METHODS:PURPOSE:Low skeletal muscle mass has been associated with poor prognosis in patients with advanced lung cancer. However, little is known about the relationship between skeletal muscle mass and overall survival in patients with bone metastases from lung cancer. The objective of the present study was to evaluate the prognostic value of low trunk muscle mass in predicting overall survival in these patients. METHODS:The data from 198 patients who were diagnosed with bone metastases from lung cancer from April 2009 to May 2017 were retrospectively reviewed. The areas of the psoas and paravertebral muscles were measured at the level of the third lumbar vertebra on computed tomography scans taken at the time nearest to the diagnosis of bone metastasis. Muscle area was evaluated for male and female cohorts separately using different cutoff points. Cox proportional hazards analysis was performed to evaluate the factors independently associated with overall survival.
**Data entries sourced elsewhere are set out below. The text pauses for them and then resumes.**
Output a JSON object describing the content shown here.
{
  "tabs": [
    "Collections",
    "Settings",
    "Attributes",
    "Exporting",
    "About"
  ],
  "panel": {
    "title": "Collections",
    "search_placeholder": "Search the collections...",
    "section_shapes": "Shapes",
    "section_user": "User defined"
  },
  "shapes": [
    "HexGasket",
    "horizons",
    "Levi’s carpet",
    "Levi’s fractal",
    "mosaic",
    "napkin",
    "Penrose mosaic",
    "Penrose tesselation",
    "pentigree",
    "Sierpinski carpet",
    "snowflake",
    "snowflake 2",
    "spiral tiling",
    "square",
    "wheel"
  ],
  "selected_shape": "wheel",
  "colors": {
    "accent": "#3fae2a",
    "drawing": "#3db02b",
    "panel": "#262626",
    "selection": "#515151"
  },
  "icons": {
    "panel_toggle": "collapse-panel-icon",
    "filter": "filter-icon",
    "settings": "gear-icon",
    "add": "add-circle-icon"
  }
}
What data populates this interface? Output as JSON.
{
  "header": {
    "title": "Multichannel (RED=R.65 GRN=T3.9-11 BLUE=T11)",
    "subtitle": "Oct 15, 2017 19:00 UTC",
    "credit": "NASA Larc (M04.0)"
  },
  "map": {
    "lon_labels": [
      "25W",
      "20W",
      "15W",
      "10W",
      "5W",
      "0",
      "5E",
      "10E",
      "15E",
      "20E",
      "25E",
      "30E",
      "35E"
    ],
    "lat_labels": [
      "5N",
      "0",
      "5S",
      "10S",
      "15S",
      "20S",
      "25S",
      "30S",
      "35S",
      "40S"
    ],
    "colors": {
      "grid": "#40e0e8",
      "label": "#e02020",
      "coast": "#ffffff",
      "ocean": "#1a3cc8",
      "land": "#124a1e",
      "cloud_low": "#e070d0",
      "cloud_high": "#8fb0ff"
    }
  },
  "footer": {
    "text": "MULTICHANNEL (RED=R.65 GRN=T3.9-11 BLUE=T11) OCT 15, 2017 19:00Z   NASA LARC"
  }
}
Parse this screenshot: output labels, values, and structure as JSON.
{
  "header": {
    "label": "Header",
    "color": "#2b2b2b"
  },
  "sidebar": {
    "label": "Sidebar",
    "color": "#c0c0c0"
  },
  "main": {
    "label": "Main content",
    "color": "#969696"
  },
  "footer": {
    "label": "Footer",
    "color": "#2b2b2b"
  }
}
RESULTS:The overall survival of patients in the lowest quartile for psoas muscle area or paravertebral muscle area was significantly shorter than that of patients above the 25th percentile for muscle area (p < 0.001). Multivariate analyses showed that paravertebral muscle mass (hazard ratio, 1.73; 95% confidence interval, 1.17-2.56; p = 0.006), epidermal growth factor receptor-targeted therapy, and performance status were independent prognostic factors. CONCLUSIONS:Low paravertebral muscle mass was associated with shorter survival, independently of known prognostic factors.